Sunday, July 15, 2007 | 2:00 a.m. CDT; updated 8:14 a.m. CDT, Tuesday, July 22, 2008
Kennedy is a professor emeritus at the MU School of Journalism.

Here we go again.

Some of my university friends worry that we’re headed back to the bad old days of the Ashcroft administration, when a hostile governor and a politicized Board of Curators thought — or said they thought — that they could achieve greatness by slashing away at the institution.

After last week’s announcement of the “Compete Missouri” plan to cut another $7 million from the budget of the flagship campus, I can tell those troubled friends to stop worrying about where we’re headed. We’re already there.

In both the Ashcroft era and the Boy Governor’s current reprise, our state university has fallen into the hands, and at the mercy, of highly ideological chief executives. In both cases, those governors and tight-fisted legislators refused to support what was intended to be a state-supported institution. In both cases, a Republican-dominated Board of Curators, rather than stand up and fight for the university, has stood down and ordered administrators to cannibalize in order that the survivors might eat.

The most obvious link between the two eras is Curator Doug Russell, son of a once-prominent state senator and father of a top aide to Gov. Blunt. Curator Russell has the unique distinction of having served as curators’ president under both governors Ashcroft and Blunt. He’s not quite unique in his other distinction — being simultaneously both a curator and state chairman of the Republican Party. The other slasher to have held both posts at once was the legendary Woody Cozad.

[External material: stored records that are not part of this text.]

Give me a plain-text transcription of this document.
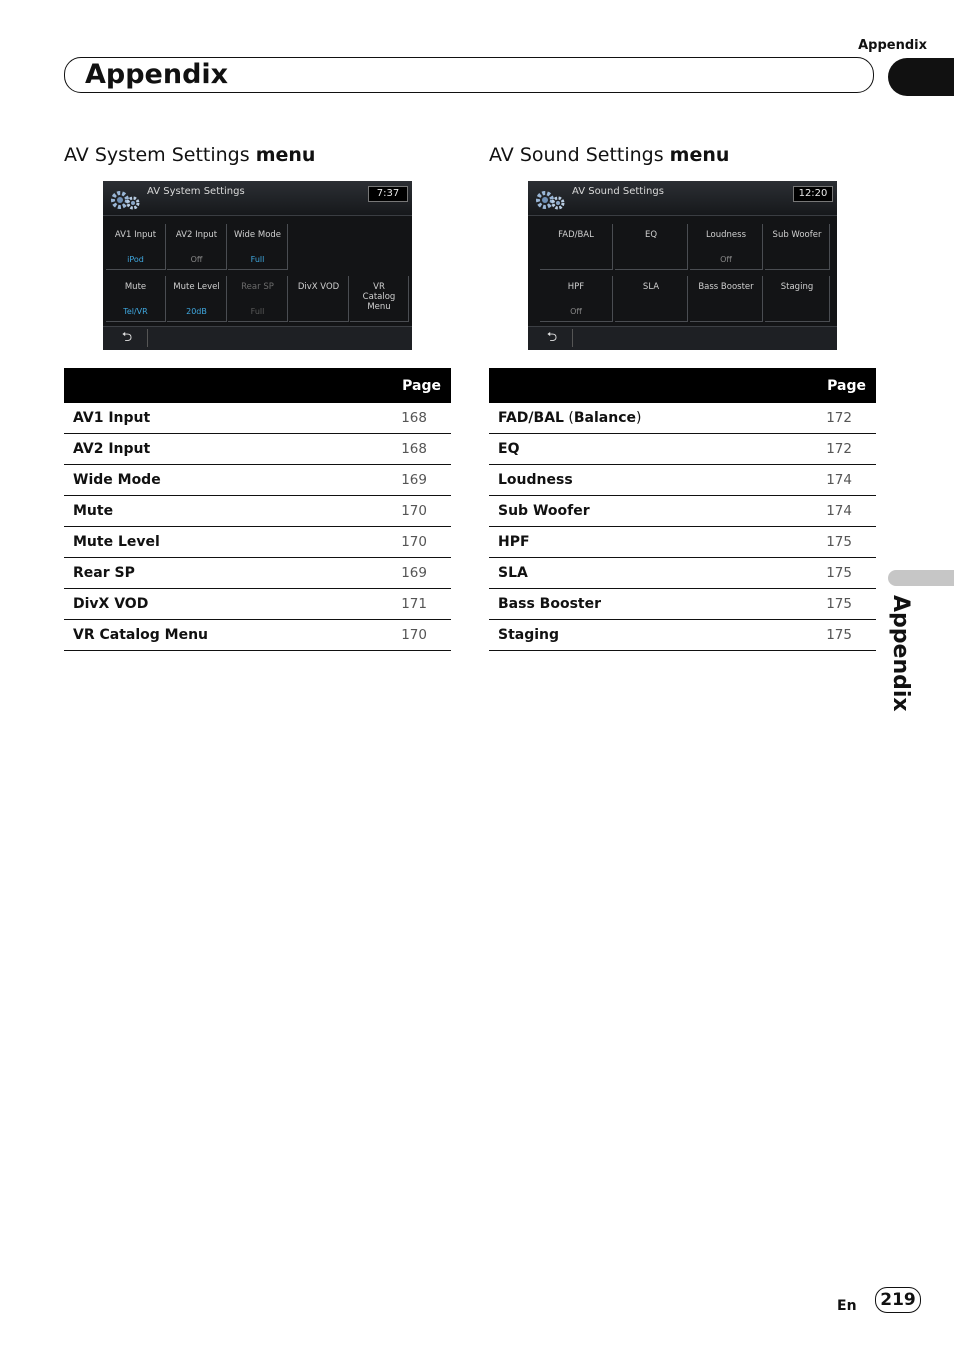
Appendix
Appendix
Appendix
AV System Settings menu
AV System Settings	7:37
AV1 Input
iPod
AV2 Input
Off
Wide Mode
Full
Mute
Tel/VR
Mute Level
20dB
Rear SP
Full
DivX VOD	VR Catalog Menu
⮌
Page	
AV1 Input	168
AV2 Input	168
Wide Mode	169
Mute	170
Mute Level	170
Rear SP	169
DivX VOD	171
VR Catalog Menu	170
AV Sound Settings menu
AV Sound Settings	12:20
FAD/BAL	EQ	Loudness
Off
Sub Woofer
HPF
Off
SLA	Bass Booster	Staging
⮌
Page	
FAD/BAL (Balance)	172
EQ	172
Loudness	174
Sub Woofer	174
HPF	175
SLA	175
Bass Booster	175
Staging	175
En	219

As I recall, the Columbia campus chancellors in the Ashcroft era didn’t have much more fun than Brady Deaton seems to be having these days. One of them, Barbara Uehling, made the mistake of thinking that the curators of her day had the courage of their convictions. Old-timers will remember that she set out to reorganize and amputate whole divisions, instead of the bureaucratic micro-surgery that seems to be the current prescription.

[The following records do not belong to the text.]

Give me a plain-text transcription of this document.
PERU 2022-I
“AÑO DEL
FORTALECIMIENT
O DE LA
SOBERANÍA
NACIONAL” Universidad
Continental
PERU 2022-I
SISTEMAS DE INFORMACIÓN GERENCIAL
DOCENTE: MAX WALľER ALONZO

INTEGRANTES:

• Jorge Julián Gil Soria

Deans and alumni weren’t so acquiescent back then. Rebellion erupted, the curators buckled, and ex-Chancellor Uehling was soon on her way to California.

Her successor was a nice fellow named Haskell Monroe. He collected bricks, loved to talk southern history (he actually even taught undergraduate courses) and was widely regarded in academic circles as not the brightest bulb on the tree. But he did something rare. When the Cozad-led curators imposed one cut too many, he quit. I still admire him for that.

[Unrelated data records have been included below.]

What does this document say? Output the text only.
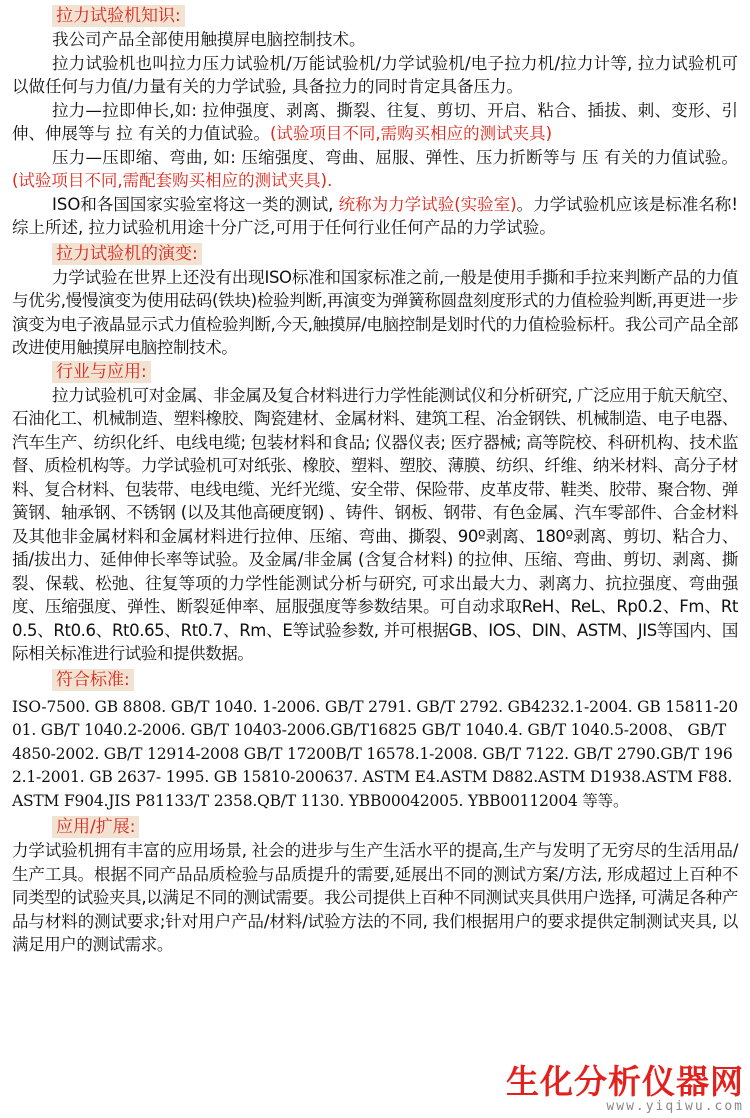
拉力试验机知识:

我公司产品全部使用触摸屏电脑控制技术。

拉力试验机也叫拉力压力试验机/万能试验机/力学试验机/电子拉力机/拉力计等, 拉力试验机可以做任何与力值/力量有关的力学试验, 具备拉力的同时肯定具备压力。

拉力—拉即伸长,如: 拉伸强度、剥离、撕裂、往复、剪切、开启、粘合、插拔、刺、变形、引伸、伸展等与 拉 有关的力值试验。(试验项目不同,需购买相应的测试夹具)

压力—压即缩、弯曲, 如: 压缩强度、弯曲、屈服、弹性、压力折断等与 压 有关的力值试验。(试验项目不同,需配套购买相应的测试夹具).

ISO和各国国家实验室将这一类的测试, 统称为力学试验(实验室)。力学试验机应该是标准名称!综上所述, 拉力试验机用途十分广泛,可用于任何行业任何产品的力学试验。

拉力试验机的演变:

力学试验在世界上还没有出现ISO标准和国家标准之前,一般是使用手撕和手拉来判断产品的力值与优劣,慢慢演变为使用砝码(铁块)检验判断,再演变为弹簧称圆盘刻度形式的力值检验判断,再更进一步演变为电子液晶显示式力值检验判断,今天,触摸屏/电脑控制是划时代的力值检验标杆。我公司产品全部改进使用触摸屏电脑控制技术。

行业与应用:

拉力试验机可对金属、非金属及复合材料进行力学性能测试仪和分析研究, 广泛应用于航天航空、石油化工、机械制造、塑料橡胶、陶瓷建材、金属材料、建筑工程、冶金钢铁、机械制造、电子电器、汽车生产、纺织化纤、电线电缆; 包装材料和食品; 仪器仪表; 医疗器械; 高等院校、科研机构、技术监督、质检机构等。力学试验机可对纸张、橡胶、塑料、塑胶、薄膜、纺织、纤维、纳米材料、高分子材料、复合材料、包装带、电线电缆、光纤光缆、安全带、保险带、皮革皮带、鞋类、胶带、聚合物、弹簧钢、轴承钢、不锈钢 (以及其他高硬度钢) 、铸件、钢板、钢带、有色金属、汽车零部件、合金材料及其他非金属材料和金属材料进行拉伸、压缩、弯曲、撕裂、90º剥离、180º剥离、剪切、粘合力、插/拔出力、延伸伸长率等试验。及金属/非金属 (含复合材料) 的拉伸、压缩、弯曲、剪切、剥离、撕裂、保载、松弛、往复等项的力学性能测试分析与研究, 可求出最大力、剥离力、抗拉强度、弯曲强度、压缩强度、弹性、断裂延伸率、屈服强度等参数结果。可自动求取ReH、ReL、Rp0.2、Fm、Rt0.5、Rt0.6、Rt0.65、Rt0.7、Rm、E等试验参数, 并可根据GB、IOS、DIN、ASTM、JIS等国内、国际相关标准进行试验和提供数据。

符合标准:

ISO-7500. GB 8808. GB/T 1040. 1-2006. GB/T 2791. GB/T 2792. GB4232.1-2004. GB 15811-2001. GB/T 1040.2-2006. GB/T 10403-2006.GB/T16825 GB/T 1040.4. GB/T 1040.5-2008、 GB/T 4850-2002. GB/T 12914-2008 GB/T 17200B/T 16578.1-2008. GB/T 7122. GB/T 2790.GB/T 1962.1-2001. GB 2637- 1995. GB 15810-200637. ASTM E4.ASTM D882.ASTM D1938.ASTM F88.ASTM F904.JIS P81133/T 2358.QB/T 1130. YBB00042005. YBB00112004 等等。

应用/扩展:

力学试验机拥有丰富的应用场景, 社会的进步与生产生活水平的提高,生产与发明了无穷尽的生活用品/生产工具。根据不同产品品质检验与品质提升的需要,延展出不同的测试方案/方法, 形成超过上百种不同类型的试验夹具,以满足不同的测试需要。我公司提供上百种不同测试夹具供用户选择, 可满足各种产品与材料的测试要求;针对用户产品/材料/试验方法的不同, 我们根据用户的要求提供定制测试夹具, 以满足用户的测试需求。

生化分析仪器网
www.yiqiwu.com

Don’t misunderstand. I’m not advocating that Chancellor Deaton resign. I don’t doubt that “Compete Missouri” is what he sees as the least among evils. He’s probably right about that, with the Russell-Walsworth board prepared to order yet another round of cuts over the next three years.

What I do advocate is that real friends of the university stand up and speak up. There hasn’t been enough of either, on the campus or around the state. We’re just a year away from the next accountability opportunity, the 2008 election.

When our university most needs intelligent, passionate advocates, who will they be?

George Kennedy is a former managing editor of the Missourian.